Deze twee vuistgrote organen hebben een levensnoodzakelijke filtrerende en resorberende functie. Ze zorgen er immers voor dat met het overtollige vocht ook een deel van de afbraakproducten uit het lichaam geëlimineerd worden. Samen met deze afvoerende functie hebben de nieren ook nog een erg belangrijke regulerende werking, nl. het op peil houden van de water- en zouthoeveelheden en de zuurheidsgraad in ons lichaam + bloeddruk regulerende functies. Deze afvalstoffen en het overtollige vocht vormen samen de urine. Deze verzamelt zich in de 2 nierbekkens.

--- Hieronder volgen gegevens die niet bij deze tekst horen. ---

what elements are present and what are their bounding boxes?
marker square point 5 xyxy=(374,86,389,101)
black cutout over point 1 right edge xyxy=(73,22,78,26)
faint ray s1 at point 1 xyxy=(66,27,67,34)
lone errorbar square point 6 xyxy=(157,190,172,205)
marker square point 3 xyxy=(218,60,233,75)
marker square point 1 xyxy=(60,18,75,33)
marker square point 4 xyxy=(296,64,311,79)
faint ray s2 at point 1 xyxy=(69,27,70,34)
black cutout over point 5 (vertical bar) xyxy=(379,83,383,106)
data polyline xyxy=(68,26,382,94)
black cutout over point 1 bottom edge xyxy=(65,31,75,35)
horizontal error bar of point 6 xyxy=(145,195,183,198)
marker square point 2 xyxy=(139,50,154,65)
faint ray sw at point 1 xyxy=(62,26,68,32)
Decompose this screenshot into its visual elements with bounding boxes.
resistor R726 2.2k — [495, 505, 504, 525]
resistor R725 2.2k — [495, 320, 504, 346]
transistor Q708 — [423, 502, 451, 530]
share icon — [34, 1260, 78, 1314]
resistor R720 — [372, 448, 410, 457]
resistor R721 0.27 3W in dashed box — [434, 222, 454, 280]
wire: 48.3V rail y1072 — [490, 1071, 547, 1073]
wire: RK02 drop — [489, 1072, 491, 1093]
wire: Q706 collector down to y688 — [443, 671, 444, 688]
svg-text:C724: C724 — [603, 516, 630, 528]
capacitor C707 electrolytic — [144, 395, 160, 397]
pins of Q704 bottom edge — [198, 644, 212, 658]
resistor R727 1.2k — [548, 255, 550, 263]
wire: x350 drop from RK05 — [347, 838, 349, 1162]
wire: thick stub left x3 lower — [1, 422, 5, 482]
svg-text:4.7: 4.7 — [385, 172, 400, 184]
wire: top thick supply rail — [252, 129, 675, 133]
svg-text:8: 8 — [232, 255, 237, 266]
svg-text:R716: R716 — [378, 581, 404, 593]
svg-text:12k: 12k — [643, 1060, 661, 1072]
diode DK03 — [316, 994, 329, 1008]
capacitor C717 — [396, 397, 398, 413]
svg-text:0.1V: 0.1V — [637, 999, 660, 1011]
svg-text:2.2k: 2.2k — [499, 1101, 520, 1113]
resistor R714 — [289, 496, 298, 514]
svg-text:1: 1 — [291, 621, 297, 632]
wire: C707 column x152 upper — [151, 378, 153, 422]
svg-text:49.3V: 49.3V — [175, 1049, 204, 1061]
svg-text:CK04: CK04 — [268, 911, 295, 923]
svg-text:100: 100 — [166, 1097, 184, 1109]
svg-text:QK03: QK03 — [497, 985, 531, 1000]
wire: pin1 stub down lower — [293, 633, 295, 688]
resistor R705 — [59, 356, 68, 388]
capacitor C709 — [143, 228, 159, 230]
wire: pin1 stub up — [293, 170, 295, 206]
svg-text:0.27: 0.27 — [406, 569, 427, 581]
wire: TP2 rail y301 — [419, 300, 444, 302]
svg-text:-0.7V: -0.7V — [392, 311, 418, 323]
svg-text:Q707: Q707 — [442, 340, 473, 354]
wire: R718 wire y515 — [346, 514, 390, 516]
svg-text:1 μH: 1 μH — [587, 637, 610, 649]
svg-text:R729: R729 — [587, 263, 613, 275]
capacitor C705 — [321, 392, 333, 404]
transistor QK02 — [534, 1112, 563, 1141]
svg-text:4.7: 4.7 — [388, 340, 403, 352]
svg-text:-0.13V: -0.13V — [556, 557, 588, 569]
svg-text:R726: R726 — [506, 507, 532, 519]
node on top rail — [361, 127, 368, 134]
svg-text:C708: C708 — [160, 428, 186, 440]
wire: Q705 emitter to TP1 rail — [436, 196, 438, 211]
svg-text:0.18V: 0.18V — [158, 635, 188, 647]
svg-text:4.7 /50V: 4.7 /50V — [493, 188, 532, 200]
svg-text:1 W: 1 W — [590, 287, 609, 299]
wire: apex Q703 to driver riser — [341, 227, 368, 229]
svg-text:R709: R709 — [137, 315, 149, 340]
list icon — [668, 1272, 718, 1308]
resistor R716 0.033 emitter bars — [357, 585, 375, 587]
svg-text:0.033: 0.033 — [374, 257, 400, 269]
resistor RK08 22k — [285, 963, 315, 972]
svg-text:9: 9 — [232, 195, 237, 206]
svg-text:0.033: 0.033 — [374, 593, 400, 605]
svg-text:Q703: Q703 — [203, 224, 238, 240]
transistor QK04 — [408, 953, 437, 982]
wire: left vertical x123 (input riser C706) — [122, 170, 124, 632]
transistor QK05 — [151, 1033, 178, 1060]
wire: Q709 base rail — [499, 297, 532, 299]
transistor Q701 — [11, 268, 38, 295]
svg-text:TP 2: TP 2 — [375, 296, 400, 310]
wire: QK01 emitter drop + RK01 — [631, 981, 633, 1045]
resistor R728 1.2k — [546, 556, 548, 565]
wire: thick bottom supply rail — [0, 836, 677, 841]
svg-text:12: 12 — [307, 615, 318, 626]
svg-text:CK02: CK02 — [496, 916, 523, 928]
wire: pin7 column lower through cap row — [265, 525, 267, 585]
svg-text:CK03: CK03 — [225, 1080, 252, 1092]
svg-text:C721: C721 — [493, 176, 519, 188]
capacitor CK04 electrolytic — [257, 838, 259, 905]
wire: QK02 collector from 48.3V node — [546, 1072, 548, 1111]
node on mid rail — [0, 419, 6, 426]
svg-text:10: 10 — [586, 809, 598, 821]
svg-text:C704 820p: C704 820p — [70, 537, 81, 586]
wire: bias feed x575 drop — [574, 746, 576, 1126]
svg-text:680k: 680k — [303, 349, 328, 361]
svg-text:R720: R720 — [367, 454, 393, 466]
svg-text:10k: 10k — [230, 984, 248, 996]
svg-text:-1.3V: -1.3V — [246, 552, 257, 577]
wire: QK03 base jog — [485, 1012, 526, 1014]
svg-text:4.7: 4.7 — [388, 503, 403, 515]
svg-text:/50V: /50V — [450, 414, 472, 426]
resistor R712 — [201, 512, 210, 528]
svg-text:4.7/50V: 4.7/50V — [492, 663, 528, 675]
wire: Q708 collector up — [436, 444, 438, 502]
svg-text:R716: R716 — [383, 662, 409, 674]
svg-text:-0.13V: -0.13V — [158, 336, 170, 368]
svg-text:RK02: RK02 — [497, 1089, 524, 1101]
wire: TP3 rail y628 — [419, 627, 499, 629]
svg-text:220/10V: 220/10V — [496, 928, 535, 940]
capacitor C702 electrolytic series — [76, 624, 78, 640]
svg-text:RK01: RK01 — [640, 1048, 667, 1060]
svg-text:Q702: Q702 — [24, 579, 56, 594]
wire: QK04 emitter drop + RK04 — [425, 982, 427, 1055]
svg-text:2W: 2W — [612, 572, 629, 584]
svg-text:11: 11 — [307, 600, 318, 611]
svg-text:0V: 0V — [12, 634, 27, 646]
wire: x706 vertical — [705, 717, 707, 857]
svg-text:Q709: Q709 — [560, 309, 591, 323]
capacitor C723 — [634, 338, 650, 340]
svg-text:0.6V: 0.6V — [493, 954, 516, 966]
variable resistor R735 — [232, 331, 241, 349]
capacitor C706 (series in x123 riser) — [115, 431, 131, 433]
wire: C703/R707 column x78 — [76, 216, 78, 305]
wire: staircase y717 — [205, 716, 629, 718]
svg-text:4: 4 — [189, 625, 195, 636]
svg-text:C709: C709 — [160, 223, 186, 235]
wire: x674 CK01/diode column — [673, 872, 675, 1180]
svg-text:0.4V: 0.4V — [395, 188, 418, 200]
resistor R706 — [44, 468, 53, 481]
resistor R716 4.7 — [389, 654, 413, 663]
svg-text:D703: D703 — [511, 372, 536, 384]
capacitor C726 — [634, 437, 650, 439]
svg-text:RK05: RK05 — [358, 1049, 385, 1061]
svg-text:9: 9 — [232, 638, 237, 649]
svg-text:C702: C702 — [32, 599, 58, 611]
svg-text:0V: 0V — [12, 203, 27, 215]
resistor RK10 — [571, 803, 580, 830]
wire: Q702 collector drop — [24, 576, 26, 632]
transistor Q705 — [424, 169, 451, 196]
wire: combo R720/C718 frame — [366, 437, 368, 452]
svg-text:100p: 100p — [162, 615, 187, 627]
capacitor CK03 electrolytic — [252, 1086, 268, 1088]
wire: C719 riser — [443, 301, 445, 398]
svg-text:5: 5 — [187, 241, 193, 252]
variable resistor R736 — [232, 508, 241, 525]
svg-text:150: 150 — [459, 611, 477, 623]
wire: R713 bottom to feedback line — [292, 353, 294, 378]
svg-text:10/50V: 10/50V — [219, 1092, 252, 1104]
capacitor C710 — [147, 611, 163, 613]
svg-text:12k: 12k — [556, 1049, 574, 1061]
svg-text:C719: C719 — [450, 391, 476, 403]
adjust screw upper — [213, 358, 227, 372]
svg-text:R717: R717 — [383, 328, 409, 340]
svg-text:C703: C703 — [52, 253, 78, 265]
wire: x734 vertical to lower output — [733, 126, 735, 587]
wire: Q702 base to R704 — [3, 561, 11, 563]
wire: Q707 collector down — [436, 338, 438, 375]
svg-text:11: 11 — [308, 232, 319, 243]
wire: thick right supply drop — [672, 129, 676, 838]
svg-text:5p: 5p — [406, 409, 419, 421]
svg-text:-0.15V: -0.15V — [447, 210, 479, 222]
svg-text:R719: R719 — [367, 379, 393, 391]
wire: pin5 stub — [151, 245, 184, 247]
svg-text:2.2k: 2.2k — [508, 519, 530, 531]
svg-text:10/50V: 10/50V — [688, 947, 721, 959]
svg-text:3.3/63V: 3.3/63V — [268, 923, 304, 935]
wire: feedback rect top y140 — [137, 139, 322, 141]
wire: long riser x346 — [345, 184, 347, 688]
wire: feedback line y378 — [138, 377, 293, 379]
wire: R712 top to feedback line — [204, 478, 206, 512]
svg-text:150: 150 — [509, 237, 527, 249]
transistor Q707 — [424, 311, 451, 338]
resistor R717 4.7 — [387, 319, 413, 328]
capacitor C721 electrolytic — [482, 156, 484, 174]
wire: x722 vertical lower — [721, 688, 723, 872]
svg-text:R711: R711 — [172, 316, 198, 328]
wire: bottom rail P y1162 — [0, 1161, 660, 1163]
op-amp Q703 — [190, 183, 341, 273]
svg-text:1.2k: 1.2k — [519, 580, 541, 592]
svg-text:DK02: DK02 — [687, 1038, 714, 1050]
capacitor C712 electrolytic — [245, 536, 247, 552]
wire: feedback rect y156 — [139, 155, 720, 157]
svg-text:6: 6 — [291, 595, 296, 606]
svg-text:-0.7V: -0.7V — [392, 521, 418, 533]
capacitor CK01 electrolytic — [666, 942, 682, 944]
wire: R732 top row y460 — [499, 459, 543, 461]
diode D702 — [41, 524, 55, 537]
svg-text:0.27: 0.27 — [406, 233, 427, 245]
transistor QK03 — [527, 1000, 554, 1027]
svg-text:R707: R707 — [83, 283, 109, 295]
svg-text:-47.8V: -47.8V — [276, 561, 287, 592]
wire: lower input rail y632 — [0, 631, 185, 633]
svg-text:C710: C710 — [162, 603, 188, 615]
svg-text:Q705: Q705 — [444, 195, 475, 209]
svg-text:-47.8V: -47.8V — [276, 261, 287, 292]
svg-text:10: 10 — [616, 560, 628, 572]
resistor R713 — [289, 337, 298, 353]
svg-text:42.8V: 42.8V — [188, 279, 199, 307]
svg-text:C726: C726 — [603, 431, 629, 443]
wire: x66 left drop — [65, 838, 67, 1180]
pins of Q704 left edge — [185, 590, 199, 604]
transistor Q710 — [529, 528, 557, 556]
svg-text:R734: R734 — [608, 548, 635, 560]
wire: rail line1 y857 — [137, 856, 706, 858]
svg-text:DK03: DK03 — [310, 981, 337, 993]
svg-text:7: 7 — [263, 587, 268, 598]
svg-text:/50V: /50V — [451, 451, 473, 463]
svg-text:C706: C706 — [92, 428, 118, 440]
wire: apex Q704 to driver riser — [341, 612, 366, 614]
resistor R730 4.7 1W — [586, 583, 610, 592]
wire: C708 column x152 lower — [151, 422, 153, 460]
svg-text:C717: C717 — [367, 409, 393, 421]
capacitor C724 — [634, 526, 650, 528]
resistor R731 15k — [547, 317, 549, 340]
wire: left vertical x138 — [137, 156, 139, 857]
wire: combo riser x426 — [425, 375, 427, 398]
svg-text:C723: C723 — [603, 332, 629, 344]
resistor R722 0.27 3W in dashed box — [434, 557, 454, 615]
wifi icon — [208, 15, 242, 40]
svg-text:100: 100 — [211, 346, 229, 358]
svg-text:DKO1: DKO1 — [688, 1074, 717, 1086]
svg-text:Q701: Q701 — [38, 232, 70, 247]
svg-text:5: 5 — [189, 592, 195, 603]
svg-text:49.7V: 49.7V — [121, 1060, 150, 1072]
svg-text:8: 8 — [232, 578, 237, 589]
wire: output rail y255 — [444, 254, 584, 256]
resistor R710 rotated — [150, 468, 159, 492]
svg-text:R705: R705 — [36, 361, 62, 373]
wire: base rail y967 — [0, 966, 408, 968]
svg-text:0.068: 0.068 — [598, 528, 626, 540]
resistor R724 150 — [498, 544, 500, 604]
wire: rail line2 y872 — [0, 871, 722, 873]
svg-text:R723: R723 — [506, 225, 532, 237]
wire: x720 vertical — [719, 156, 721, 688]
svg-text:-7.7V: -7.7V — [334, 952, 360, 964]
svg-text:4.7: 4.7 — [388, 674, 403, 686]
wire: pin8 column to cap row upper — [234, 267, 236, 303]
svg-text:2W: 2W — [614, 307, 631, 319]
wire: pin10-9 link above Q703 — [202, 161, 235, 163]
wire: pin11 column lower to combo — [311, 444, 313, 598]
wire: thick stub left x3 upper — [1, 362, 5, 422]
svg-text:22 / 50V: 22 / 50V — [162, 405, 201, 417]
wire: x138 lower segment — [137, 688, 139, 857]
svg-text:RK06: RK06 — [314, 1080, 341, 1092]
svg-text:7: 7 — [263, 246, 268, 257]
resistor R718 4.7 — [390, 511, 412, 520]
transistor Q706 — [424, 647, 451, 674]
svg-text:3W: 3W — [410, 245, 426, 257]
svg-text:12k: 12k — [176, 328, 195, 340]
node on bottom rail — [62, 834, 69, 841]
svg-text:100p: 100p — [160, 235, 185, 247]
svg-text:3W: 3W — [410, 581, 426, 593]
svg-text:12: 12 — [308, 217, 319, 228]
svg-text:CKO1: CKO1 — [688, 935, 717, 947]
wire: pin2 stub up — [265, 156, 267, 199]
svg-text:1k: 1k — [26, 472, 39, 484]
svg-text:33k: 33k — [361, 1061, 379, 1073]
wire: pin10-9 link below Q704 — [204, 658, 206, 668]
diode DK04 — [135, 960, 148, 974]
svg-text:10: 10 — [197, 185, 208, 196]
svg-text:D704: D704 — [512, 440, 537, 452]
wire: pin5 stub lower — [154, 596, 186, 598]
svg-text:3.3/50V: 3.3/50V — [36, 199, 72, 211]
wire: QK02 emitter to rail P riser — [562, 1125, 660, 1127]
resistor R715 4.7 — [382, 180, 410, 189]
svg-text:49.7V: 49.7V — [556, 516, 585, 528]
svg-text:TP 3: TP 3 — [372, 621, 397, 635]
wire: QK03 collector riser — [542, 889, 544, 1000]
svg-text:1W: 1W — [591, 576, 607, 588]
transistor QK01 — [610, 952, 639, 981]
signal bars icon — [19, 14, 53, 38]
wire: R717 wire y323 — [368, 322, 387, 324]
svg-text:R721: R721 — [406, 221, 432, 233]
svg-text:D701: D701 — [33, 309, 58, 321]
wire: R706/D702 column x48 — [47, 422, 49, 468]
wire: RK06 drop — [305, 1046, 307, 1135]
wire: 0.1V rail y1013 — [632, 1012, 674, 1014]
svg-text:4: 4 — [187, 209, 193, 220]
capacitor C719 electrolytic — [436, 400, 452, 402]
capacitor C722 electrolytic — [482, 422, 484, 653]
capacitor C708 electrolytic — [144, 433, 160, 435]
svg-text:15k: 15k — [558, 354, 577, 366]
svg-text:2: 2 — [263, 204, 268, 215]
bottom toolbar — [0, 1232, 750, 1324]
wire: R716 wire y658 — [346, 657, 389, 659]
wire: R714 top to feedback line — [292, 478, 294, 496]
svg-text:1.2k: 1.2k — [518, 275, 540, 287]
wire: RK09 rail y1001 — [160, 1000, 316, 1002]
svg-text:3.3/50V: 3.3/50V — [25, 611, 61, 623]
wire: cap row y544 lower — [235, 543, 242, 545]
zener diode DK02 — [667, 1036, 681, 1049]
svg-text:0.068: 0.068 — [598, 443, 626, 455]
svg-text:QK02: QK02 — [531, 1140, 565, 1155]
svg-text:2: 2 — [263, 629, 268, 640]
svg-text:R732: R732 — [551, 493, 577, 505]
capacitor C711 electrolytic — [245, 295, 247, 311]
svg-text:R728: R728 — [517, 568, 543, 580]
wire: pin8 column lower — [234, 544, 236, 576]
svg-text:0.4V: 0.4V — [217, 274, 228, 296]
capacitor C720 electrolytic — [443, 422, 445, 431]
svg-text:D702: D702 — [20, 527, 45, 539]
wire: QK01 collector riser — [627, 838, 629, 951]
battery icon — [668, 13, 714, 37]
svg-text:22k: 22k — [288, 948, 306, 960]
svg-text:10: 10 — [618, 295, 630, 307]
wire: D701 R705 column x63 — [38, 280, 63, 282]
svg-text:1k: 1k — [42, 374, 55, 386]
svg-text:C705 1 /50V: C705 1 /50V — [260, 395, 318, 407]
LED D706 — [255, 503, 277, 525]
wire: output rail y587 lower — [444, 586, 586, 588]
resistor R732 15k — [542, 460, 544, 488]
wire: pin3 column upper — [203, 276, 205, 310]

B – De urineleiders (ureters)

Zowel vanuit de linker als vanuit de rechter nier vertrekt een urineleider. Het zijn fijne buisjes (ureters) van elk zowat 30 cm lengte, die de in beide nieren afgescheiden urine druppelsgewijs naar de blaas voeren. De dagelijkse hoeveelheid urine bedraagt normaal tussen 1, 2 en 1,5 liter.

C – De blaas

Is eigenlijk een reservoir, een opslagruimte van urine, dat geleidelijk druppel na druppel langzaam vanuit beide nieren tegelijk gevuld wordt. Deze activiteit gaat dag en nacht door. Alleen ’s morgens kan de afvloei wat minder uitvallen omdat u dan reeds een tijdje niets meer gegeten of gedronken hebt.

Deze praktisch nooit stoppende aanvoer (erg vervelend tijdens het aanbrengen van uw opvangzakje) zal na een tijdje in de blaas een druk doen ontstaan waardoor u de drang krijgt om te plassen. De blaas is zo elastisch dat ze tot 400 cc urine kan stockeren zonder belangrijke drukveranderingen. Ziekten van de blaas die een kleine, niet elastische blaas of schrompelblaas veroorzaken, of kwaadaardige ziekten van de blaas, welke met andere middelen niet meer onder controle te houden zijn, verplichten de chirurg soms de blaas te verwijderen en een urostoma aan te leggen.

 

D – De urinebuis (urethra of plasbuis)

Het is via de plasbuis dat de urine de blaas verlaat

Om allerhande redenen kan het gebeuren dat een gedeelte van uw urinewegen (bvb de blaas) heelkundig moet weggenomen worden. Wanneer men die natuurlijke passage onderbreekt, moet men voor de urine een andere uitweg voorzien. Hiervoor kan de volgende operatie nodig zijn:

1- De Bricker-operatie (de uretero-ileo-cutaneostomie)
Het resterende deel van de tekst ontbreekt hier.